Under such a state of evidence it is error for the court to even intimate that defendant began or provoked the difficulty. He submitted to the assault on Christmas day and like a good citizen appealed to the courts to right the wrong. His going to his own farm the next day, to salt his cattle, and fence his haystacks, cannot, in the light of his conduct after reaching the farm, by any fair intendment, be construed into a seeking of deceased. For the reason, that there was no evidence to justify these instructions, it was error. State v. Bailey, 57 Mo. 131.
The court erred in refusing to instruct the jury upon the law of self-defense. When it is considered that the deceased made a violent and unprovoked assault on defendant on the day previous to the homicide ; that deceased was a man forty years of age, and weighing one hundred and eighty to two hundred pounds, six feet tall; that he held an iron chain, some six feet long, in hand; that he was very angry; that *612defendant was a man sixty-five years old and suffering with heart disease ; that deceased had come out of his way to renew the quarrel of the previous day; and had begun the affray by knocking John Harrod down and was advancing with the drawn chain and was only six or seven feet from the old man, the defendant, it seems clear that the right of self-defense on the part of defendant became complete at that moment, and whatever right the defendant had, the son had for the protection of his father.
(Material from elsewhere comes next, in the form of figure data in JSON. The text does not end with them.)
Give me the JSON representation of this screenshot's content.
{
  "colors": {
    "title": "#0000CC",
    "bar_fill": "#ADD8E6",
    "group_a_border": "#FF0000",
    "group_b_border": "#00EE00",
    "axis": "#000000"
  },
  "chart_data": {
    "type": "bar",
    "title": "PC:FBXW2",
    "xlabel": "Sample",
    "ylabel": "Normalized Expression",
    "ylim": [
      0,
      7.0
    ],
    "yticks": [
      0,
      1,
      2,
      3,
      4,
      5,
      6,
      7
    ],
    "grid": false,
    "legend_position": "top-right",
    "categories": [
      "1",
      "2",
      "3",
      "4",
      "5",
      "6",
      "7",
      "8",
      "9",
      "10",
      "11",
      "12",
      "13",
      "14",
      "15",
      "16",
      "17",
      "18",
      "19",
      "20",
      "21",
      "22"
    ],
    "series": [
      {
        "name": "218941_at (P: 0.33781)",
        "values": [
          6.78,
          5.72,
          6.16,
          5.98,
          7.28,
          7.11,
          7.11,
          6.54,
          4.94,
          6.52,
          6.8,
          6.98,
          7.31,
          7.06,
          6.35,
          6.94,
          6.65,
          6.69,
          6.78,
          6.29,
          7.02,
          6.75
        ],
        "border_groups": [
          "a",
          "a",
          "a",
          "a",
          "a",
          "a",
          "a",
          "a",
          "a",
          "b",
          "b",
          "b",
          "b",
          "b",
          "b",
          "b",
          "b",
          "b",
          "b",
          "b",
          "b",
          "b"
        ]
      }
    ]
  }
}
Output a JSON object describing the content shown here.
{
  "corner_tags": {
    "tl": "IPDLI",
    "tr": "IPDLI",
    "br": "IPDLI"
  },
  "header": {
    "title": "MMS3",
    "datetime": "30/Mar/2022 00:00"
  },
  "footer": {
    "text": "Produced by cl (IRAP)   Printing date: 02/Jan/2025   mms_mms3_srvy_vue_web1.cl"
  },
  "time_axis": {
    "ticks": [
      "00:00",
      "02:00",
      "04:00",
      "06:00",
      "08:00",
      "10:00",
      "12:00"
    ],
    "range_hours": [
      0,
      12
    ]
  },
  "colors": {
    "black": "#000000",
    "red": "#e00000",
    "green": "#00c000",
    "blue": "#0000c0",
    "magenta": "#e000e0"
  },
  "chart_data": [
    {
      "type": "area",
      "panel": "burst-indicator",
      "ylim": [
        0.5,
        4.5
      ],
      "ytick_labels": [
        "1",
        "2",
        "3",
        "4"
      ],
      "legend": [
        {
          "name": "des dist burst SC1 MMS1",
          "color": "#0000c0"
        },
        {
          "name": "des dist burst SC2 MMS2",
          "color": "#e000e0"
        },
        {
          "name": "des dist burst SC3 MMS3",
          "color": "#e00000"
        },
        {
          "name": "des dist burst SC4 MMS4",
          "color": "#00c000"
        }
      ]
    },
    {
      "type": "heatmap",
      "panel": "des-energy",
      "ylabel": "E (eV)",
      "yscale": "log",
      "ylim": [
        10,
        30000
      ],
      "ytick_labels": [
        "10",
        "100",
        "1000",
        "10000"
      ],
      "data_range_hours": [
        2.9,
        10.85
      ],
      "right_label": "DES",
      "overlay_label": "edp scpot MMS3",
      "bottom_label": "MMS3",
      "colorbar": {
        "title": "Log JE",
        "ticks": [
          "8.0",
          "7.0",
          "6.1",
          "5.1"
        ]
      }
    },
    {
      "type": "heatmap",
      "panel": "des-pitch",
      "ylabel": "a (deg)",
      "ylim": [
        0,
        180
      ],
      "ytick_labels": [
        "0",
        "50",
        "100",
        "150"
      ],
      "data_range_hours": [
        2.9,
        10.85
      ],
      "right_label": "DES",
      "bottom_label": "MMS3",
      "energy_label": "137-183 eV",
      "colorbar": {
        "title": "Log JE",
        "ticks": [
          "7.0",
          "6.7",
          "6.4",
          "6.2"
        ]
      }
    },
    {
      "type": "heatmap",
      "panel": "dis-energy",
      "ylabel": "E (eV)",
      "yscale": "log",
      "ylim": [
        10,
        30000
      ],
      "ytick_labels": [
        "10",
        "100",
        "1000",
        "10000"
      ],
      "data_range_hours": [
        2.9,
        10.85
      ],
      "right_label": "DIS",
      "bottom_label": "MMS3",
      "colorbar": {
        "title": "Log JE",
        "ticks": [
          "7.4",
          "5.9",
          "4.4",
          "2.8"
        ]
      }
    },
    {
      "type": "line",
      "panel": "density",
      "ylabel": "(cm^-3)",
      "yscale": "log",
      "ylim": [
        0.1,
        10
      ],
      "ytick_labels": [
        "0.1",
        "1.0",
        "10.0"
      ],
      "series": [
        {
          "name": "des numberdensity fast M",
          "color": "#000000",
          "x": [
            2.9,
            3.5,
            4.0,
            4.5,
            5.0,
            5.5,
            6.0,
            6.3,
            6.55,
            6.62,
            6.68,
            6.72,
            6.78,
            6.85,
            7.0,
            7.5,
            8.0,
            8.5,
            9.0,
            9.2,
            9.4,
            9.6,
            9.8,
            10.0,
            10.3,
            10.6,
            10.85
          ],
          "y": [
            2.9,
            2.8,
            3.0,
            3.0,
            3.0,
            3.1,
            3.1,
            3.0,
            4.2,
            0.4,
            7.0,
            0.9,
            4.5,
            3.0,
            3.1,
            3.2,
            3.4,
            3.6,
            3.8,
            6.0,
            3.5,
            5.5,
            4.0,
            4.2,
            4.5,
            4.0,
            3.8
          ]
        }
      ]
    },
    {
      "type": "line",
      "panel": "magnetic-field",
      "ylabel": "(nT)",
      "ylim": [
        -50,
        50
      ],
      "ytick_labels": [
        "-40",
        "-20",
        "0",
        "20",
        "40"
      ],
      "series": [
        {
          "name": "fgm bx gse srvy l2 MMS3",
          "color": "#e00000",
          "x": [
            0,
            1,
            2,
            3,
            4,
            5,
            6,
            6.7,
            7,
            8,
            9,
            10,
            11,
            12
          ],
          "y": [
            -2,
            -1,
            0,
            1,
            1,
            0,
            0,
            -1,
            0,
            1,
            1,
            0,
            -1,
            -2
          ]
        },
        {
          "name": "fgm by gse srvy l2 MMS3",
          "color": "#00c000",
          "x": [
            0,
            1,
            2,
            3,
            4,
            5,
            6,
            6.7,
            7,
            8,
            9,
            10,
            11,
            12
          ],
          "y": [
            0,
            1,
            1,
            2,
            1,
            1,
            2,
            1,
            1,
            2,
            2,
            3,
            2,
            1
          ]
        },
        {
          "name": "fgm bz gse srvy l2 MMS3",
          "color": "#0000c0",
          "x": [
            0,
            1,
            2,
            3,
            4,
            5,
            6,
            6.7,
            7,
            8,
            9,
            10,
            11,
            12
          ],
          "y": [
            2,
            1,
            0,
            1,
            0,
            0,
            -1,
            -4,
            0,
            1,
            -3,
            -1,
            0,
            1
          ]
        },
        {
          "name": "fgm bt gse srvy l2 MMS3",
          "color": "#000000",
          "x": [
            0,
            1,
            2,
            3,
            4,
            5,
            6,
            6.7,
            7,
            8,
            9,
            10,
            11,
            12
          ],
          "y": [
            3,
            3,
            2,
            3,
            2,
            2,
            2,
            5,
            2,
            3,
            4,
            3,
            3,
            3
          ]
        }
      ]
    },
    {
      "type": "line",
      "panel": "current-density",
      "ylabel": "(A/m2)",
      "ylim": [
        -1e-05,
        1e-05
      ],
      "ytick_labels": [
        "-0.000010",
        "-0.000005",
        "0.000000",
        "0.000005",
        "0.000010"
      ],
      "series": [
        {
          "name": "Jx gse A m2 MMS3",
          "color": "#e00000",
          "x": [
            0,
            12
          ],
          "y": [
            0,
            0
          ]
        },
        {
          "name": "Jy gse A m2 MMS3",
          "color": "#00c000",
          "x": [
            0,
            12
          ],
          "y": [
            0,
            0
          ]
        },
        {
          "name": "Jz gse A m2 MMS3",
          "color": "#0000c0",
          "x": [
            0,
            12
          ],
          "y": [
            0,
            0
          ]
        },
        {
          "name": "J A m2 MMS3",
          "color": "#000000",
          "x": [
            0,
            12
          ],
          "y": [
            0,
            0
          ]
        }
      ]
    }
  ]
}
Certainly it should have been left to the jury, under a proper instruction, to say whether Preston Harrod had not reasonable cause to apprehend a design on the part of deceased, Fallis, to kill his father or do him some great bodily harm and that there was cause to apprehend immediate danger of such design being accomplished and that he killed deceased to prevent the accomplishment of such design,. and if so to acquit the defendant.
For if Fallis was killed by Preston Harrod under these circumstances no crime had been committed in killing him, as there was no evidence to justify the court in saying that either the defendant or his sons had provoked or brought on the quarrel. And in such a case it was not necessary that the defendant should be in actual danger; it was sufficient if there was reasonable ground to believe such danger was real and imminent. Goins v. State, 46 Ohio St. 457; R. S. 1889, sec. 3462; State v. Starr, 38 Mo. 270; State v. Eaton, 75 Mo. 591; Pond v. People, 8 Mich. 150; Nichols v. Winfrey, 79 Mo. 544.
For the errors mentioned, the cause is reversed and remanded for a new trial.